Every thought had been consumed with her niece, with saving the child whose innocence and sweet smiles made her remember what she was fighting for.
Lawe was silent. But she could almost hear what he could have said.
He had warned her. He had warned her she couldn’t possibly know what was in Gideon’s mind. And she didn’t. Was he there to harm or to help? Did he have a grudge or an atonement driving him? Was she risking the very people who may well be Amber’s last hope?
She had expected an argument, a confident denial and assurance that Lawe knew what he was doing, yada, yada, yada. She could have almost spit the argument out for him, she’d heard it so many times from other Breeds.
Instead, he remained quiet as the elevator made its way to the main floor.
She didn’t risk glancing at his face, she didn’t dare. She knew she wouldn’t be able to bear to see that arrogance, that confidence that he was always right in his expression.
She should have thought of this sooner. The moment she realized Lawe had been following her, she should have known what he would do. She should have known he would have warned Gideon they were searching for him. Knowing that, Gideon would be much harder to anticipate, and much harder to slip away from.

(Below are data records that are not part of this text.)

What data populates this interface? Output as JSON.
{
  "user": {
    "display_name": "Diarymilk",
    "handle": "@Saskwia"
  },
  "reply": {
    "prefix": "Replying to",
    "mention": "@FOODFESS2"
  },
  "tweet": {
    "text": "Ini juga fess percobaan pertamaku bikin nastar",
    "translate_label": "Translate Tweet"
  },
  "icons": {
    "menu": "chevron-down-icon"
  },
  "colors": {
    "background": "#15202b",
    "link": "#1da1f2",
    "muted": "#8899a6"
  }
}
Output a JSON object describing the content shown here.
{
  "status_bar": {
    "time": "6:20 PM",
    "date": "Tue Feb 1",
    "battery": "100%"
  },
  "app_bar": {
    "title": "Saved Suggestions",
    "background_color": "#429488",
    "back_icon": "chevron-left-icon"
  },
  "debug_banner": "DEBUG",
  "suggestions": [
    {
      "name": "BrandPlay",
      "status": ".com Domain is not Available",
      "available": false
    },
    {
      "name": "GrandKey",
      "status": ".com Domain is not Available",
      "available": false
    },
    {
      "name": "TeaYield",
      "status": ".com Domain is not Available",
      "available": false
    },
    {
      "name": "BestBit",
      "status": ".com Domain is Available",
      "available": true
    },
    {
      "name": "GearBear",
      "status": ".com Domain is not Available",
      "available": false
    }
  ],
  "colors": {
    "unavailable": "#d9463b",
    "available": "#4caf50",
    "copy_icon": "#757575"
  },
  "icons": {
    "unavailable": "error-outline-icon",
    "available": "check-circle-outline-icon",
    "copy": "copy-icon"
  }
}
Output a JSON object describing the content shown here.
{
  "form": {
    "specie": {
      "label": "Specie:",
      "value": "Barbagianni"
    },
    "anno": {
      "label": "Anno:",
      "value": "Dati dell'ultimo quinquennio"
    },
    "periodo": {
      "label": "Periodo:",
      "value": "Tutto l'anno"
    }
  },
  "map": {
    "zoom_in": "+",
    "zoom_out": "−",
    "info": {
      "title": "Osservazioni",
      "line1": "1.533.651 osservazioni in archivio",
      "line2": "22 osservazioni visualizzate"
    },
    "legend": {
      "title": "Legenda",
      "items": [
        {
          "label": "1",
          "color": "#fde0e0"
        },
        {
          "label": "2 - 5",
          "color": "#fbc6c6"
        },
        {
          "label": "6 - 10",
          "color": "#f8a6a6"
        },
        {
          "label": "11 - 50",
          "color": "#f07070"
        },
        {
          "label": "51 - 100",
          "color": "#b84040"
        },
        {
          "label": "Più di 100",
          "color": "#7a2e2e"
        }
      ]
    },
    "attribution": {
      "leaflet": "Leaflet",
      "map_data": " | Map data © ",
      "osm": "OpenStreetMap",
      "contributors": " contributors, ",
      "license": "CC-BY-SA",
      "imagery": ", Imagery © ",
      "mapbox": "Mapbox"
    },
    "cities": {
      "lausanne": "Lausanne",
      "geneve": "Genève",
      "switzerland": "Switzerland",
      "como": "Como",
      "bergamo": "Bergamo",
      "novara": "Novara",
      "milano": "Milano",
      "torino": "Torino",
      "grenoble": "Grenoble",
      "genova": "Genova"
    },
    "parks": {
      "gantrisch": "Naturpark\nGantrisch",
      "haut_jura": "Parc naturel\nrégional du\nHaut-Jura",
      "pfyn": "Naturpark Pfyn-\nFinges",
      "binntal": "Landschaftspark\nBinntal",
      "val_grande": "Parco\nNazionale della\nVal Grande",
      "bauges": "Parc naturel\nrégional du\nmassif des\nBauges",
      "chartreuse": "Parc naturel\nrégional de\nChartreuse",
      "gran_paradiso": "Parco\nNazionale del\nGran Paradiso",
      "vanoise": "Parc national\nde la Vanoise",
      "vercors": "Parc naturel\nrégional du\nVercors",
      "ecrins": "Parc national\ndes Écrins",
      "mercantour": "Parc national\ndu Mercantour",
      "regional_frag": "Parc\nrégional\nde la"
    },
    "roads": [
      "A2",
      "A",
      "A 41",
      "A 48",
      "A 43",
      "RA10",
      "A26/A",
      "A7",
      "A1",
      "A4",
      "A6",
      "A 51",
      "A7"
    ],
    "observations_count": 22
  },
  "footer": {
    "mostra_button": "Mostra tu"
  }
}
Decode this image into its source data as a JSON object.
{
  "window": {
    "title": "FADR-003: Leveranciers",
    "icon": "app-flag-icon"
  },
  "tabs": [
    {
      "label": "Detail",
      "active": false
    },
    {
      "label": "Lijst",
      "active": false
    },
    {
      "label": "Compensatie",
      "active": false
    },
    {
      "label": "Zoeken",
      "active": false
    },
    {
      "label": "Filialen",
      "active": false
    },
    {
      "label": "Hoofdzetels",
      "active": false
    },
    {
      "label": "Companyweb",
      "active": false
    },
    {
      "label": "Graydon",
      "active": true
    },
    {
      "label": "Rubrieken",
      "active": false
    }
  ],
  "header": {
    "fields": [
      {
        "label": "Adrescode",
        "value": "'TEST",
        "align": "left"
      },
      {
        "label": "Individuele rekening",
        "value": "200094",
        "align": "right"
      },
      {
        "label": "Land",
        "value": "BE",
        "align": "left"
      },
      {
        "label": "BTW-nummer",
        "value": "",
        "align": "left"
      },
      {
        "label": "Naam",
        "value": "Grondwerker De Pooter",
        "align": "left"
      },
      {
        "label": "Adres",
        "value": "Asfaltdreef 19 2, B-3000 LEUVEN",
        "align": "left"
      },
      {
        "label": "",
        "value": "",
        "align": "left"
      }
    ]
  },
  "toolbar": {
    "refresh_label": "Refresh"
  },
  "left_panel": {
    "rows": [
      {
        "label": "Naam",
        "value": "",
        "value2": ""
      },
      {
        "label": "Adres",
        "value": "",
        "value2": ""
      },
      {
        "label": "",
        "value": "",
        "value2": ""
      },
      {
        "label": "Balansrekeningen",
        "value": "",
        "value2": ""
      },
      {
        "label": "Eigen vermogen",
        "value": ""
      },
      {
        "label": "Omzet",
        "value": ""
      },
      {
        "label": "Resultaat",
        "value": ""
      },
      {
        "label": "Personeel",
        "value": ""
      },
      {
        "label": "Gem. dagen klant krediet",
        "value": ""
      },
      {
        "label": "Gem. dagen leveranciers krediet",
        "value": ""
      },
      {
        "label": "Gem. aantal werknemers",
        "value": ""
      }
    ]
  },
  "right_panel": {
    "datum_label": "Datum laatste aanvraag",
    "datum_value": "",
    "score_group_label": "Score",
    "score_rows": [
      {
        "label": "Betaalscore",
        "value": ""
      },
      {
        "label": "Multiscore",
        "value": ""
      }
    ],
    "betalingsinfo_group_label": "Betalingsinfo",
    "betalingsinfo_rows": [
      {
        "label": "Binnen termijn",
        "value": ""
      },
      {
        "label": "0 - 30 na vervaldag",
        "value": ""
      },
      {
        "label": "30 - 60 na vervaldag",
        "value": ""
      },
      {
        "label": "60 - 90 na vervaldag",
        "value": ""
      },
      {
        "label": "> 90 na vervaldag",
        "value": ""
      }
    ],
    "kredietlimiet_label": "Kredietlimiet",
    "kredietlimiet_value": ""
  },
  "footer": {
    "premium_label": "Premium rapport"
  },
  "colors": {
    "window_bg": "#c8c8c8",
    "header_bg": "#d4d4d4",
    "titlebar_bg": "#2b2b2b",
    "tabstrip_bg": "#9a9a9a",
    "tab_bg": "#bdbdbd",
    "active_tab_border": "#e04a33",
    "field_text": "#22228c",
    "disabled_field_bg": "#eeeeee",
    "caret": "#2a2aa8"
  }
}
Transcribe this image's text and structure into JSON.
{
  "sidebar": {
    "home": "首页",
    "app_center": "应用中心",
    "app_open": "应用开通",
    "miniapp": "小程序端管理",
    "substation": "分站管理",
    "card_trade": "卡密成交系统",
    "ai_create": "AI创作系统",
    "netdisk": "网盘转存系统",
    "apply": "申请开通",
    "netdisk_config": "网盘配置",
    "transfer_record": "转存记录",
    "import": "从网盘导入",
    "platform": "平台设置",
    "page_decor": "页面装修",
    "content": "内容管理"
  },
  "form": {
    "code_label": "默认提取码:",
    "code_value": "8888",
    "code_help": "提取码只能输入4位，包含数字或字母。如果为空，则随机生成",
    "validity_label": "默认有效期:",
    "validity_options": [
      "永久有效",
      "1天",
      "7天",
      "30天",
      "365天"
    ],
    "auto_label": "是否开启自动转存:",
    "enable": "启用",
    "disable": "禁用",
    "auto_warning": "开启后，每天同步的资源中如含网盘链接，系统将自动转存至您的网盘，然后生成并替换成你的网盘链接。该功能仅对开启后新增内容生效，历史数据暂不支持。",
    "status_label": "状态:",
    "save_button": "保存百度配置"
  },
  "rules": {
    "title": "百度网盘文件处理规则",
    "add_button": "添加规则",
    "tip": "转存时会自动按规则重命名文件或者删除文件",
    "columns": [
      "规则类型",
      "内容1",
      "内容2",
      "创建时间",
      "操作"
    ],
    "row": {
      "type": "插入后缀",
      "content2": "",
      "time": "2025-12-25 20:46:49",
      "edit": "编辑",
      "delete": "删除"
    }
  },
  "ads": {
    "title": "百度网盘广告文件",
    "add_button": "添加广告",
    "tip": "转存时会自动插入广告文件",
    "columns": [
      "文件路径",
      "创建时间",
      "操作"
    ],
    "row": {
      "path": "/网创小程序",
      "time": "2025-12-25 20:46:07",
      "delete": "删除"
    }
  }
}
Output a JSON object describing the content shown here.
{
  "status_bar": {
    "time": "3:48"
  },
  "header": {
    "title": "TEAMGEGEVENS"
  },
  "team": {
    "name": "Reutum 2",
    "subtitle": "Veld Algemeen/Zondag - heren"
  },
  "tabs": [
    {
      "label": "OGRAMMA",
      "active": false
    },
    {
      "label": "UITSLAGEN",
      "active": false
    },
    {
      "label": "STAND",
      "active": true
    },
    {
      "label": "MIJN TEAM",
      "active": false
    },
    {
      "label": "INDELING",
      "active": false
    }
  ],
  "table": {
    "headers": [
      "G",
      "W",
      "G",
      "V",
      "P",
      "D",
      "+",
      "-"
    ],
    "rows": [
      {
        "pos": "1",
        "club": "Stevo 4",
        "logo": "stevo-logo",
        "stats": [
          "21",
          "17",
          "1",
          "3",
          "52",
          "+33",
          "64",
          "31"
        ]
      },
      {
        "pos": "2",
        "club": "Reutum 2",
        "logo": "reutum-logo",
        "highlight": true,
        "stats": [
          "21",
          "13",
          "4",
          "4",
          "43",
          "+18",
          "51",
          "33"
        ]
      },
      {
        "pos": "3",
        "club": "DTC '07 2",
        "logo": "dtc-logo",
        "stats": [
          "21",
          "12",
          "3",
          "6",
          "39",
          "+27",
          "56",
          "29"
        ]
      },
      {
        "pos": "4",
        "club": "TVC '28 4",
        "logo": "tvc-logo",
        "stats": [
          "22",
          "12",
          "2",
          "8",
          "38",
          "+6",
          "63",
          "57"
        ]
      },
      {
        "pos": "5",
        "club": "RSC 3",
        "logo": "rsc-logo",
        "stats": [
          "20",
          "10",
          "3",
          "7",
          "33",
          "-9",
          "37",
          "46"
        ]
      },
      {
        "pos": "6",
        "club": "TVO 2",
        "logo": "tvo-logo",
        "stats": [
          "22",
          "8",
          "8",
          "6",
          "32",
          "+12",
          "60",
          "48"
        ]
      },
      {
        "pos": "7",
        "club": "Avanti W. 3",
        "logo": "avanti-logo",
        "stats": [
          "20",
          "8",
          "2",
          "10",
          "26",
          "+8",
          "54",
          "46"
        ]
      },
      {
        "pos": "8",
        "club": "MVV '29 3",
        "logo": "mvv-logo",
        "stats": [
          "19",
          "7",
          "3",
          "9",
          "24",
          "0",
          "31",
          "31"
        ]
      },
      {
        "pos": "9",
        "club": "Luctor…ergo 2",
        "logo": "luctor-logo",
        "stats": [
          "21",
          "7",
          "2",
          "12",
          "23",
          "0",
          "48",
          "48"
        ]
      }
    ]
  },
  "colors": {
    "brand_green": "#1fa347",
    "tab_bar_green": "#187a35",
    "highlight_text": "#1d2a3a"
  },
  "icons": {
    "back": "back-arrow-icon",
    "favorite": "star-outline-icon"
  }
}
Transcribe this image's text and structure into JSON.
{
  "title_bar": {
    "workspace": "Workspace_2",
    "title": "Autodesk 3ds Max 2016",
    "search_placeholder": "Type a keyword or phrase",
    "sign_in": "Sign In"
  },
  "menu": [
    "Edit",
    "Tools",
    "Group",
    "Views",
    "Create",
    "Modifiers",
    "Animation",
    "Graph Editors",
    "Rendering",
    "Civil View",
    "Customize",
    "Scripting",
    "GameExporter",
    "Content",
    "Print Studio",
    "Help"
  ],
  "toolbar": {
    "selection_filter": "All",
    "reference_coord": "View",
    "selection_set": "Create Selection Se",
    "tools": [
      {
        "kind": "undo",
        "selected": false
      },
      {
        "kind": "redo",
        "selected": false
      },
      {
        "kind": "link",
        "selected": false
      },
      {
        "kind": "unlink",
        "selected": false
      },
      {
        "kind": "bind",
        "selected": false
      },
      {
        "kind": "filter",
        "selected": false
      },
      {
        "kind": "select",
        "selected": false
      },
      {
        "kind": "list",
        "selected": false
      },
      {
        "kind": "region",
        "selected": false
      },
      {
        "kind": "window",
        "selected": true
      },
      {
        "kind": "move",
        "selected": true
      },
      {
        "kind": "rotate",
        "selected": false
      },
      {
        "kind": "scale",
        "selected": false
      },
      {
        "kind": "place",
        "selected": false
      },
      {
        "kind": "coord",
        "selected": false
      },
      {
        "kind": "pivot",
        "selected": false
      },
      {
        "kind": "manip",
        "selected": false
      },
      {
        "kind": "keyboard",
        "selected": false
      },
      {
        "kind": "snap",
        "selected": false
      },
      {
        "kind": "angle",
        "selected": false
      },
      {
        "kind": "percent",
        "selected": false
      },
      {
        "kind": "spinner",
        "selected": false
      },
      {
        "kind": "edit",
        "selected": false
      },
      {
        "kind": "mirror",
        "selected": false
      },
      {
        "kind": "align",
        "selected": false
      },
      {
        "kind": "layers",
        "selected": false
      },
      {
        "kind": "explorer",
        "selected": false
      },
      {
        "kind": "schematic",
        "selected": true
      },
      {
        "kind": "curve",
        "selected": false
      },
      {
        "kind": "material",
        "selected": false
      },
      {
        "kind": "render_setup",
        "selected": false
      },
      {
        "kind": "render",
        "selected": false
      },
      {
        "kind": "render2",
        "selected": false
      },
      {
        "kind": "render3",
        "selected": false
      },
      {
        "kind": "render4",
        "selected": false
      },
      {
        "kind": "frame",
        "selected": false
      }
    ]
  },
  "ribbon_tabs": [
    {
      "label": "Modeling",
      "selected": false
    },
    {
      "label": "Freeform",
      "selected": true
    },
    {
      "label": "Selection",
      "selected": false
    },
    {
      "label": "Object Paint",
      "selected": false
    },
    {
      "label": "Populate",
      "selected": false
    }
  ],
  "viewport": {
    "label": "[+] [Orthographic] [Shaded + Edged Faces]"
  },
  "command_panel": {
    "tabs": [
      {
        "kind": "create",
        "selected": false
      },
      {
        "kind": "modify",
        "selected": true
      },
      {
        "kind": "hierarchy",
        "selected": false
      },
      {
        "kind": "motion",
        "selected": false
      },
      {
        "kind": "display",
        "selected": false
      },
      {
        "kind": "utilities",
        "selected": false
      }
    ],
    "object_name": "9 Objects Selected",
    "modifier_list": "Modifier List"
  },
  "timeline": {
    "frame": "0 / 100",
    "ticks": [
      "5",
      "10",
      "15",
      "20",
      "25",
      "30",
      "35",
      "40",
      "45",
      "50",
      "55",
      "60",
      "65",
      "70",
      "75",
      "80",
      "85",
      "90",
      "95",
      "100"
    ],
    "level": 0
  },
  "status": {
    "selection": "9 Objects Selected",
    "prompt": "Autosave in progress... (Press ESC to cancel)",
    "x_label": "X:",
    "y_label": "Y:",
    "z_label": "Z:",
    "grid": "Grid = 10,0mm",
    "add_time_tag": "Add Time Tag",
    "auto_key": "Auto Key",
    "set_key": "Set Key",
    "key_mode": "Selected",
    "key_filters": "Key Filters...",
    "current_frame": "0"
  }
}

“The plans were already in place,” he said quietly. “Before you ever told me what you knew or who had told you. I figured it out, Diane. That’s my job. It’s what I do. It’s what I was trained for. To take the smallest of details concerning an operation and put them together, like pieces of a puzzle. Once you ran from me, and I realized the direction you were going, it came together.”
Yes, that was what he was trained for. And yes, he would have put it together. But she should have realized he would notify the Navajo Nation of who the Bureau w
as searching for.
And just to begin with, she should have realized she couldn’t run from him, she couldn’t hide from him.
He’d sat back in the past months and had left her alone. She had believed he would do so again. She had never truly believed he would follow her to Arizona when he hadn’t followed her to any other mission since he’d rescued her.
She’d been prepared to avoid his goon squad, but not him. Because there was no avoiding Lawe.
Now, Gideon knew they weren’t just after the others who had shared the hell of those experiments with him. He knew they were also after him, and that would make him a threat to them all. The sense of hopelessness that filled her was almost overwhelming.
What had she done?
Lawe ensured that he and Rule placed themselves in position to protect Diane as they exited the elevator and then the front of the hospital.
The SUV was waiting at the door as he ordered. Rule opened the back door, his gaze flint hard as he scanned the area while Diane pulled herself inside and Lawe followed.